Ajoutons que les sept lettres sont brièvement suivies de « trois poèmes en prose » tout aussi fantaisistement attribués à l’épistolier Navarro, et dont celui-ci se moque un peu complaisamment (s’il les fait lire, pourquoi prétendre les mal juger ? si l’élève se ridiculise de les admirer, comment l’en redresser ?) dans la lettre V. L’intérêt de ces trois « poèmes » est pourtant grand, et on lira avec émotion cette sorte de supplément d’âme qui fait mine de se gausser d’elle-même. Dans le premier : l’ange félicite, au matin, Jacob, d’avoir su lutter toute la nuit avec… « ce qui n’existait pas » ! Dans le deuxième (« Dans les airs, j’ai oscillé »), est chantée la double déception de l’aube (car le soleil n’y surgit pas de nous !) et du crépuscule (car la nuit n’y provient pas d’elle-même !). Dans le dernier (« La harpe éolienne »), admirable et difficile, une vie pensante passe son (bref) temps à se servir des représentations du monde, mais la vie conserve seule sa secrète mémoire d’un monde d’avant le temps ! Et le monde vient, se vengeant de notre astuce vitale de le penser, trouver un jour ou l’autre (et faire condamner) la faiblesse (p.119) qui présuma de cette force même !

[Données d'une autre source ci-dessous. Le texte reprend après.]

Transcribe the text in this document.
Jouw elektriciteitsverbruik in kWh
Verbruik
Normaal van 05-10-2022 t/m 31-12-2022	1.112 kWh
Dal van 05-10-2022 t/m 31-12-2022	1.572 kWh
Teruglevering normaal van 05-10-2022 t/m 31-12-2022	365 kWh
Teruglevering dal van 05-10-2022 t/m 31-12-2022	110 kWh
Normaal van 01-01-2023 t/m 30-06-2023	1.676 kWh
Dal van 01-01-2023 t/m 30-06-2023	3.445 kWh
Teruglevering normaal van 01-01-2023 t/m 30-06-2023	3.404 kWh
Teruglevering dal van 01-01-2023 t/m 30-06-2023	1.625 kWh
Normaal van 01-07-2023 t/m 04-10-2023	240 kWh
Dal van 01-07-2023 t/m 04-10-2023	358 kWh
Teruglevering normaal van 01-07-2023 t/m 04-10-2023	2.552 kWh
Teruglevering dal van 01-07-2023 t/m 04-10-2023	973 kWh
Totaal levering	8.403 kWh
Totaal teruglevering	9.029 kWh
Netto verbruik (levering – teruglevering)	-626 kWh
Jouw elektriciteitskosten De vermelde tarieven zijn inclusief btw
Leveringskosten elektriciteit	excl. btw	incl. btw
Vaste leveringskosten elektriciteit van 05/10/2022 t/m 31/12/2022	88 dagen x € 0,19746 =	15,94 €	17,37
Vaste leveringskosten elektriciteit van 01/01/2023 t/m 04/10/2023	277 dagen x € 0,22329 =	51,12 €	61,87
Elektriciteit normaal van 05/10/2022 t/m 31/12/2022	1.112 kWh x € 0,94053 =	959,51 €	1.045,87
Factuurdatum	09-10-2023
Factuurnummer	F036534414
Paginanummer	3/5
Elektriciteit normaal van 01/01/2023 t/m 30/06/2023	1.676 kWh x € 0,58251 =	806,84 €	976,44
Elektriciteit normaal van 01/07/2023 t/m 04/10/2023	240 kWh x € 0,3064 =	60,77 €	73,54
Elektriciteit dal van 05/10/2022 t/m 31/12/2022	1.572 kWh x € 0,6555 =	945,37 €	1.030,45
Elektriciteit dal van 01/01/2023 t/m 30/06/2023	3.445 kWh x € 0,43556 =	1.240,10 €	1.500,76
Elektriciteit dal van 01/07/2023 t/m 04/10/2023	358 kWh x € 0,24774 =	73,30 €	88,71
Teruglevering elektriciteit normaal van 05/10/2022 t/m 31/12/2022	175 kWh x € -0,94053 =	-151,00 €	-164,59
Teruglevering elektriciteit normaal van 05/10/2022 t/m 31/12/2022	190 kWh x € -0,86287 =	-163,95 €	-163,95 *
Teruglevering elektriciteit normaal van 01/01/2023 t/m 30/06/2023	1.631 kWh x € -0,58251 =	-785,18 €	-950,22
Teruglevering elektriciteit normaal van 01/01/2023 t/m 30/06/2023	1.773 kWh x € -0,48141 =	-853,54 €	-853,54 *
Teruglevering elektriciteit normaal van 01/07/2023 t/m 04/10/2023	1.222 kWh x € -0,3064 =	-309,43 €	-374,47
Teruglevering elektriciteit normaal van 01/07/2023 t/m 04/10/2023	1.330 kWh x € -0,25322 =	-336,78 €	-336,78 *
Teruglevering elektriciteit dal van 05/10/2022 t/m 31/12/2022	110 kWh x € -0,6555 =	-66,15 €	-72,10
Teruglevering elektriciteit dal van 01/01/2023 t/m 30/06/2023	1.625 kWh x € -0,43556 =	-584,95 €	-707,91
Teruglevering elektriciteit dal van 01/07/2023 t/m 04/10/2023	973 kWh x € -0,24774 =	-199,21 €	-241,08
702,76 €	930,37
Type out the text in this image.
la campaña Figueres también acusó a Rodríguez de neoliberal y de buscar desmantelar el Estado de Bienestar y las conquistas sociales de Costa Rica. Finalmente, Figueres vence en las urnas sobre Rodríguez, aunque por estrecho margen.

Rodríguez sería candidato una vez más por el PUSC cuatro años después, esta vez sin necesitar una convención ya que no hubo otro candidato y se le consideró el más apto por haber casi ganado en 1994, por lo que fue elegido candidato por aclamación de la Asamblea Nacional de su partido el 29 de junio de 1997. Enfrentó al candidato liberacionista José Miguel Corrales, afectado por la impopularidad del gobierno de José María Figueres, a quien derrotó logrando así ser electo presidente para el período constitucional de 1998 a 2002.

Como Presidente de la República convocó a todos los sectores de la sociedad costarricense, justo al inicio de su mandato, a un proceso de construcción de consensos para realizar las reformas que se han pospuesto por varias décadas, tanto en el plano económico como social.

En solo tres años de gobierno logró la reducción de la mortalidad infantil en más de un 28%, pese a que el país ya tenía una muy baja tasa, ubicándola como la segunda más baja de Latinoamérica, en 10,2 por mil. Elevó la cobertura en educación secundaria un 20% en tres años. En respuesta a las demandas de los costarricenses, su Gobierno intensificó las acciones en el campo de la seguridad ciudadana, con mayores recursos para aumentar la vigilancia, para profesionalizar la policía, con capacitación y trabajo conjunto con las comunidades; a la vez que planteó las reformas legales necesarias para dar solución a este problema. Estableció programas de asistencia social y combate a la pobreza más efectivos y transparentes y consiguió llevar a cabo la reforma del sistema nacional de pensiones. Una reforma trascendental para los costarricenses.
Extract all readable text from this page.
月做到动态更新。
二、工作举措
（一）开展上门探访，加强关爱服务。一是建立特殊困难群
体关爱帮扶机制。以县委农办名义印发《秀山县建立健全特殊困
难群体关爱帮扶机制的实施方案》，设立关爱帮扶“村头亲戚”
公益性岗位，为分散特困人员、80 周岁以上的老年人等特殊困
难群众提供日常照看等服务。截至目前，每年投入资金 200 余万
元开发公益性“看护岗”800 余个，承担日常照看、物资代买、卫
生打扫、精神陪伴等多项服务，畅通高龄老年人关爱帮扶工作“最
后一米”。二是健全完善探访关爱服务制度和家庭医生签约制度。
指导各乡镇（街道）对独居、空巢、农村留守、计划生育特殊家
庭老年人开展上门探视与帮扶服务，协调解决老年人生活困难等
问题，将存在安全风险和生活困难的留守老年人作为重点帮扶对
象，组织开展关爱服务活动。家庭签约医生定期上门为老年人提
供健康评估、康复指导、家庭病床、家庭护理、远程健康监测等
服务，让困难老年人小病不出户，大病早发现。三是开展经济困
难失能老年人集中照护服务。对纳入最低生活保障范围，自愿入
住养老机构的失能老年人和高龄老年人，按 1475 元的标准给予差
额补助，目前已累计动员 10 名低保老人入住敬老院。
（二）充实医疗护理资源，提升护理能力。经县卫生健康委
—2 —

La conclusion de la dernière lettre résume l’humoristique cruauté (!) de ce livre sans égal et sans pitié : « J’ajoute… un certain regret d’avoir donné des conseils de force et de grandeur à quelqu’un qui était petit et faible. Mais je ne crois pas avoir perdu mon temps : si mes conseils ne vous ont servi à rien, ils m’ont été utiles – car j’en ai bien besoin, et nul ne m’en donne » (p.104). Quoi qu’il en soit, la belle richesse de ce petit livre (dont on a dû taire ici d’autres passionnants aspects) résulte avant tout, pour nous, du remarquable travail de traducteur et de préfacier de Laurent Cantagrel – qui fait découvrir ici un chef-d’œuvre de la pensée portugaise du milieu de XXème siècle (Pessoa, comme revu par Borges, Rilke et Caillois ensemble, quoi de plus intrigant ?).
Marc Wetzel
Agostinho da Silva (1906-1994), poète et philosophe portugais, a passé une grande partie de sa vie au Brésil, suite à son opposition au régime Salazar (il y enseignait simultanément l’entomologie et la philosophie !). Un végétarien intrépide, un Zarathoustra se moquant gentiment de lui-même, un bourreau de travail caché derrière un anodin dilettante. Ces Lettres, sont, semble-t-il, la première traduction française de son œuvre.